The campaign works with more than 1,600 Georgia employers and offers services including telework consulting and manager training on how to handle teleworking, guaranteed rides home if in a bind and onsite events.It also offers cluster analysis where the campaign goes to a business and gathers addresses to figure out which employees can carpool with each other.
Cheatham said clean air commutes, including teleworking, ride shares, buses and trains, has increased by 20 percent since 2007.
“But we still have a lot of work to do,” she said.
Cheatham emphasized how commute alternatives like teleworking or sharing rides can impact both traffic and air quality.
“About 22 counties, most in the metro Atlanta region, … we do not currently meet EPA standards for air quality,” she said.
Half of people with clean air commutes are teleworkers, who work from home at least once a week, she said.
“336,000 people stay home once a week rather than on the roads. That’s a full day’s traffic on the Downtown Connector,” she said.
One association member asked,” For employees to get tax benefits, how is that validated?”

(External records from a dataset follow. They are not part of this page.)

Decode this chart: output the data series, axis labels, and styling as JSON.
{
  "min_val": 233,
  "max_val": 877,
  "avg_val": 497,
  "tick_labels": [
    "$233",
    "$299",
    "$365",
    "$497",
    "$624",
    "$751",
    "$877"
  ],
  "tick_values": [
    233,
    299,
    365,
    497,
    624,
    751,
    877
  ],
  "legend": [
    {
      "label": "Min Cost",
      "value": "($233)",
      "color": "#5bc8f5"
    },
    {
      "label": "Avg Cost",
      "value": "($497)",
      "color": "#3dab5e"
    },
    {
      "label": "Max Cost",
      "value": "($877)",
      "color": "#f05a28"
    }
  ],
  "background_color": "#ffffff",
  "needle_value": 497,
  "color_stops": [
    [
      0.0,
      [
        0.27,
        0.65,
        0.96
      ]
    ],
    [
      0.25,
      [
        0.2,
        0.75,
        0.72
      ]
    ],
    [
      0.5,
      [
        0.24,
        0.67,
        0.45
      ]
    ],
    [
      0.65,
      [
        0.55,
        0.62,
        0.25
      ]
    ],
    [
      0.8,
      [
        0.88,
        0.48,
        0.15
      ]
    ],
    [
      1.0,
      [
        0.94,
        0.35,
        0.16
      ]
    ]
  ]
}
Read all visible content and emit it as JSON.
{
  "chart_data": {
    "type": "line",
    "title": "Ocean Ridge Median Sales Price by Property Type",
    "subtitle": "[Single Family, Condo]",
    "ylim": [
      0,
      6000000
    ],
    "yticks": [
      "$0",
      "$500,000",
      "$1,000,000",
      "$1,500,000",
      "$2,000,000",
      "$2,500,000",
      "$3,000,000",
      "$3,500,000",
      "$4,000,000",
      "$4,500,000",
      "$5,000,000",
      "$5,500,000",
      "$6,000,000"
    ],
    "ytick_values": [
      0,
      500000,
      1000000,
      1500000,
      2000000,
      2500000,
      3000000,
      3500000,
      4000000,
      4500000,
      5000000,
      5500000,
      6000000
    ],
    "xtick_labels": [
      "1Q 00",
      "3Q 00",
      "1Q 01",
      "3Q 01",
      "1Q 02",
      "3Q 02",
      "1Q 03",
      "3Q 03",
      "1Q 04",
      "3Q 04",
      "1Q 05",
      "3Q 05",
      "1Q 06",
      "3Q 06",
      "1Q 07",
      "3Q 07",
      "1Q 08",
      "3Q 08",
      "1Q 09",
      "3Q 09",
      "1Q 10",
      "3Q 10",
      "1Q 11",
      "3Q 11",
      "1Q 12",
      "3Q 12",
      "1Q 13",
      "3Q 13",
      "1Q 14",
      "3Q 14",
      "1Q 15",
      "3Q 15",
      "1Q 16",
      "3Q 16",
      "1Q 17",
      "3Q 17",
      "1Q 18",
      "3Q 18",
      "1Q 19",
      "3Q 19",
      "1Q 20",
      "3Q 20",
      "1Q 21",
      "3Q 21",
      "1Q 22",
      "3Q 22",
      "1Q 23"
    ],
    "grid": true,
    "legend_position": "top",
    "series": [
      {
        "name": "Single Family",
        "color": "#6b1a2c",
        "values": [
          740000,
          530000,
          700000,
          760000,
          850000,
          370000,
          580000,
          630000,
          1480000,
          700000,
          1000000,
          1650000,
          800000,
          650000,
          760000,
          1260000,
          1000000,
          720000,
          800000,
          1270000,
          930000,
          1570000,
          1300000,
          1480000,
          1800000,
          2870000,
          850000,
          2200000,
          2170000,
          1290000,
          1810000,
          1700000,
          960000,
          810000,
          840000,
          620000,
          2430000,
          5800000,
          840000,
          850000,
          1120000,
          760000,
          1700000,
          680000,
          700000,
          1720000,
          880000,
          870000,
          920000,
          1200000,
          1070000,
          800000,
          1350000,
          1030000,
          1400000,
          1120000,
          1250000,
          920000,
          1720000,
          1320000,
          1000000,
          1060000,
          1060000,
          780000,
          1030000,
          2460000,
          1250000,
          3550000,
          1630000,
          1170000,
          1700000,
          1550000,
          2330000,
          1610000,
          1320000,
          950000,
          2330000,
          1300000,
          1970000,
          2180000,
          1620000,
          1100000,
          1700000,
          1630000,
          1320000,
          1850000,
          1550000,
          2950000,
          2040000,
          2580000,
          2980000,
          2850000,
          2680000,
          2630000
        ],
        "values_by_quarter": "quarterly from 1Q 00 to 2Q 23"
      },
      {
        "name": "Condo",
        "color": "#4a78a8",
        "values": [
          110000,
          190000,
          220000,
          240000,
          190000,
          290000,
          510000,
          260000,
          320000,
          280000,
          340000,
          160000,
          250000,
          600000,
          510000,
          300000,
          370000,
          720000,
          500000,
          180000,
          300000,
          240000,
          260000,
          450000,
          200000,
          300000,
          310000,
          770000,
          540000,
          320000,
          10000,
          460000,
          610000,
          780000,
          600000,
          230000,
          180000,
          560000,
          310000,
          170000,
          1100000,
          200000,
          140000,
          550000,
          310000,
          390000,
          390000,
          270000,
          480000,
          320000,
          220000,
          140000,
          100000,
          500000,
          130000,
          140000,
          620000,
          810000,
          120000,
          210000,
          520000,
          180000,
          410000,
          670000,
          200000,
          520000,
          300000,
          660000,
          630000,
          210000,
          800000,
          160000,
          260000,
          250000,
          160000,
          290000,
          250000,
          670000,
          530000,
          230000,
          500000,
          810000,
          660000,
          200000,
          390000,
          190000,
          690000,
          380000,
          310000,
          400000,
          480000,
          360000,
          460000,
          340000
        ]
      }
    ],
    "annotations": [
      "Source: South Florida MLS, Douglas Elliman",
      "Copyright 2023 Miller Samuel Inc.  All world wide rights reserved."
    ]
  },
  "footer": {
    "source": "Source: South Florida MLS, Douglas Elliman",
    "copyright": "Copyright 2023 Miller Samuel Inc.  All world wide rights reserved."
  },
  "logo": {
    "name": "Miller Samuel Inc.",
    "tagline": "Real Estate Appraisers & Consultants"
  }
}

Cheatham said, “We’ll actually come out and meet with HR people and explain everything. We’ll walk you through the process. We’re happy to do it.”
She said teleworking reduces overhead costs by 10 percent to 19 percent.
Aside from saving money on gas, Cheatham said teleworking reduces vehicle wear-and-tear, decreases dry cleaning bills and makes it easier to avoid dining out every day for lunch.
She said 20- to 30- year-olds these days are looking for work-life balance, flexibility and sense of place.
“We have to think about businesses differently,” Cheatham said. “This is all about personal choices."